Ethereum: Ethereum thrives on smart contracts because it supports advanced coding and processing with flexibility and efficiency. The downside, however, is that it comes at a cost. Suppose you want to customize something, but you need to contribute ETH tokens as payment for the computer power to perform it.
Stellar: This may be the oldest smart contract platform, but its speed and security are arguably better than Ethereum's. It has a simpler, more direct, and easier to use interface. However, it is not suitable for complex contract development, as it is primarily intended to facilitate simpler smart contracts.
Some of the most popular smart contract-based Dapps include online financial platforms like MakerDAO and Compound, as well as decentralized exchanges like Uniswap.
Pros and cons of smart contracts
There are no one-size-fits-all solutions, including smart contracts. Sure, it's helpful in the decentralized world of encryption, but it has its limitations. Here's what you need to know:
advantages
The advantages of smart contracts are obvious, which is the basis for the increasing popularity of smart contracts. They are autonomy, security, high-speed performance, and the possibility of reducing costs associated with intermediaries. People choose them because they promise affordable but accurate and efficient business transactions.
disadvantages
• It is true that smart contracts allow for the exclusion of human error from operations. But at the same time, the smart contract code itself can be flawed and vulnerable. These mistakes can lead to great losses. There have been numerous instances of platforms being hacked and money stolen due to certain code errors. Take the infamous DAO hacker.
• The legality of such smart contracts is another point of discussion. It is not clear how governments and legal authorities should treat and regulate them, as they are outside national legal systems. Whether they can be considered contracts by government agencies is a moot point. Being outside the legal system also means criminals can use the technology for illegal activities. Ultimately, that's because smart contracts aren't always black and white. So the terms and conditions are vague.
• Irreversible nature.
Not being able to change something in an intelligent contract can also be a disadvantage. Fixing errors and changing contract terms would be an insurmountable problem.
• Privacy penetration
Transparency is a good thing, but not always. Sometimes users need some privacy. Some platforms try to offer "smart private contracts" to their users, but this is not common. In addition, there can be costs involved in introducing new technologies. Only experienced developers can create solid smart contracts.
In general, the technology still raises a lot of questions. But what about the future? Will a new technology overcome its limitations or replace it entirely?
What is the future of smart contracts?
It is clear today that the acceptance of smart contracts will only grow over time. Of course, they won't completely replace traditional paper contracts in the coming years, but they will carve out their own share of the market, especially when buying or exchanging goods, services and rights. There is no doubt that they will enter more and more areas of people's lives.

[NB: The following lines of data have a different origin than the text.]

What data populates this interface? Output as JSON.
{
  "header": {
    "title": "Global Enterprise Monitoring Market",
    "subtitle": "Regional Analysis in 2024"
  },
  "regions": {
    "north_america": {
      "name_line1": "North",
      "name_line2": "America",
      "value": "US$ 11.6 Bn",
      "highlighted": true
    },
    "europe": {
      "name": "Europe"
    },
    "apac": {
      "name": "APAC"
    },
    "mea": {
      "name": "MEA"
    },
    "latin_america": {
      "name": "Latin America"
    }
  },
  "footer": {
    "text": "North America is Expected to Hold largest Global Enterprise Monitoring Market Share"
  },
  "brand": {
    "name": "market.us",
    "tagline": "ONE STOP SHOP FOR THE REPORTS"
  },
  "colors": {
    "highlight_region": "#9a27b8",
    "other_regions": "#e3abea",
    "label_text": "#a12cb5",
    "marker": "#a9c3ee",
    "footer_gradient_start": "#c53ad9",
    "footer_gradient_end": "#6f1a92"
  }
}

The legitimacy problems of many countries will be resolved in the next few years because they are inevitable. Even today, Arizona and Nevada have amended their state versions of the Uniform Electronic Transactions Act (UETA) to explicitly include blockchain and smart contracts.
conclusion
The benefits of smart contracts cannot be denied or underestimated. They appear to be a good alternative to traditional protocols, providing a higher level of performance. If they manage to get positions, they will occupy contractual territory and the agreement will be changed forever. They will change the way people do business.
Low cost, reduced fraud and delay, and full autonomy make smart contracts attractive to the public. But smart contracts will only become more interesting if they increase the efficiency and certainty of transactions and reduce the need for partner vendors.